2
Yorum
15
Beğeni
4,2
Puan
1416
Okunma

Cansız
beton blokları
köprüleri
yolları
sarayları
tapınakları
mumyala başımla beraber ey Ouroboros.
Bildiğim tüm Tanrılara hiddetliyim bu ara
gökler düşüyor gözü açılmamış bebeklerin üzerine
Çok derinde
tüm ölü çocukların hiç büyüyememiş düşleri
hiç giyilmemiş kısa pantolonları
hiç çiçeklenmemiş elbiseleri
hiç ağaca takılmamış uçurtmaları.
Yedi kat gök
yedi kat ölüm kusuyor
yeki kat sema yetmiş yedi kat ölümle dahi doymuyor
Ben şiirsiz ve çirkin belki biraz kaba bozkır rüzgarı
koştum
dörtnala kum fırtınaları ardım sıra
doydum
doğdum
doğurdum
inandım
isyan ettim
öldürüldüm
öldürdüm ve şekil aldım.
Şekilli memleketin şekilsiz histerisinin avuç içleri kaşınıyorken
taptın binaya
binada binaymış ha
süslenmiş mi süslenmiş.
Nerede hani sonumu sesleyecek boru
nerede üzerime düşecek kandiller
Çok zaman geçti inandığım günlerin üzerinden
dualar göğe varmadan delinmiş ozon tabakasından uçtu uçtu kuş oldu
Zulmün sahibi hep var
mazlumun ki nerede
şükreyle yine ve yeniden sadece ölmedim diye şükreyle.

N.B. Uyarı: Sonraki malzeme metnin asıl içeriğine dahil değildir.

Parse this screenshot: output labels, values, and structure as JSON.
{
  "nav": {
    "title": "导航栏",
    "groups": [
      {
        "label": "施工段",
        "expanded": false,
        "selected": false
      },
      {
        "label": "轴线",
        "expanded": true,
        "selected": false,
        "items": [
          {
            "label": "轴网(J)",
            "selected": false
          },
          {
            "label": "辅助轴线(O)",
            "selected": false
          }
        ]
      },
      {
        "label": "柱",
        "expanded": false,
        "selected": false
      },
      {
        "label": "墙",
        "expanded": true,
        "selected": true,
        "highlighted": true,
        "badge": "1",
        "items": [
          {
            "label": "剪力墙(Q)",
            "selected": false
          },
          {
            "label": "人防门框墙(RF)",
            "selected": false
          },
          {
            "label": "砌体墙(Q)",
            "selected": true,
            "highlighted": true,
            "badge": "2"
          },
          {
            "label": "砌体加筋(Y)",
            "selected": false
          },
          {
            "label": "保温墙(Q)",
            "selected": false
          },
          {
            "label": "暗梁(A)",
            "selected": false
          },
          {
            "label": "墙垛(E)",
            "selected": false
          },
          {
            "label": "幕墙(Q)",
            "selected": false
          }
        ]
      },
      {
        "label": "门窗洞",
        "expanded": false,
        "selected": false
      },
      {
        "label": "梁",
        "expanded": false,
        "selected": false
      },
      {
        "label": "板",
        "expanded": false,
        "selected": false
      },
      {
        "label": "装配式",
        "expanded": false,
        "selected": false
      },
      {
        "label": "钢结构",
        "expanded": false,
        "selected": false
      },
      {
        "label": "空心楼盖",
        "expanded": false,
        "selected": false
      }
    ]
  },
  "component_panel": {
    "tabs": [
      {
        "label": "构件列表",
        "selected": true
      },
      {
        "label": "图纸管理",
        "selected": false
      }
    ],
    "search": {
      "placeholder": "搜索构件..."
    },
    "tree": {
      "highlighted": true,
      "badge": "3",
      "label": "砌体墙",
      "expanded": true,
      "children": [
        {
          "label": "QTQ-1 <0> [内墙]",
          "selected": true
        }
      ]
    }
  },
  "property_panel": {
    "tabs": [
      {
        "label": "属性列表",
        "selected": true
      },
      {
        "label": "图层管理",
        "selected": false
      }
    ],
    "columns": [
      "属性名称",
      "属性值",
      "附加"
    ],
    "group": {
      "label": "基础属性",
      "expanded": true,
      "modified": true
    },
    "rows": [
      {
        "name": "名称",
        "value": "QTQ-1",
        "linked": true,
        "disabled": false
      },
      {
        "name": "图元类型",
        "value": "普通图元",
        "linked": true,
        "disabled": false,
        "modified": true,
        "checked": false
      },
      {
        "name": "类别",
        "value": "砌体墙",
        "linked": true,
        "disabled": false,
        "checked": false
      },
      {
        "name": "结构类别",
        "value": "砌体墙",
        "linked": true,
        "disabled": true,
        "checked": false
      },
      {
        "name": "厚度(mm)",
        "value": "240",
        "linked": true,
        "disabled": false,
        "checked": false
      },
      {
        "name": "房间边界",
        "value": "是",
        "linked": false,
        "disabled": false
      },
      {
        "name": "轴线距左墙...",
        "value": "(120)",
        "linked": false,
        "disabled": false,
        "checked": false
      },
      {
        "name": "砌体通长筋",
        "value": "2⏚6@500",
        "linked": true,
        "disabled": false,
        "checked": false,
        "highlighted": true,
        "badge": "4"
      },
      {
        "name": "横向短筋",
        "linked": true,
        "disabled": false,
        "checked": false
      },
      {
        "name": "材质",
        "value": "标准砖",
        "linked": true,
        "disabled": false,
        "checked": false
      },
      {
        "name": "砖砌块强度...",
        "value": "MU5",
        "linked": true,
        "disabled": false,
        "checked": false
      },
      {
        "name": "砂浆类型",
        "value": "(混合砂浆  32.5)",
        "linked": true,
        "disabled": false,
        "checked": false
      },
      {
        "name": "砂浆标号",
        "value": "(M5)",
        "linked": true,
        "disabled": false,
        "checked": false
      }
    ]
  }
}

Etmiyorum Ulul’lerin emrine itaat
soruyorum yakılmış Mushaf nerede
törpülenmiş köşeleri seversiniz hep
Firavunun orduları
geçip giden buluta el sallasın
ben Musa değilim ki ölümcül bir sır söyleyeyim
hepimiz nasılsa ölümüne ölümcül kemik, et ve kan bütünleriyiz
Beyhude taptın ey insan binaya sahipleri et ve kemik sadece
babaların ölüm sessizliği
ve anaların sahipsiz gözyaşları eşliğinde
Hepimizin bir garip üvey annesidir gece
sevsen sevilmez
küssen bilinmez
öldürsen öldürülmez
kaçsan kaçılmaz ...
Bil ki
öptüğünü sandığın el
Nemrut’un
Yıldızlar imge doğurmaz
yaslanma aklının çitlerine
kuşların göğü düşürüleli çok oldu aşağıya
çakalların, yılanların ve sırtlanların göğü yükseldi yukarıya
5.0
80% (4)
1.0
20% (1)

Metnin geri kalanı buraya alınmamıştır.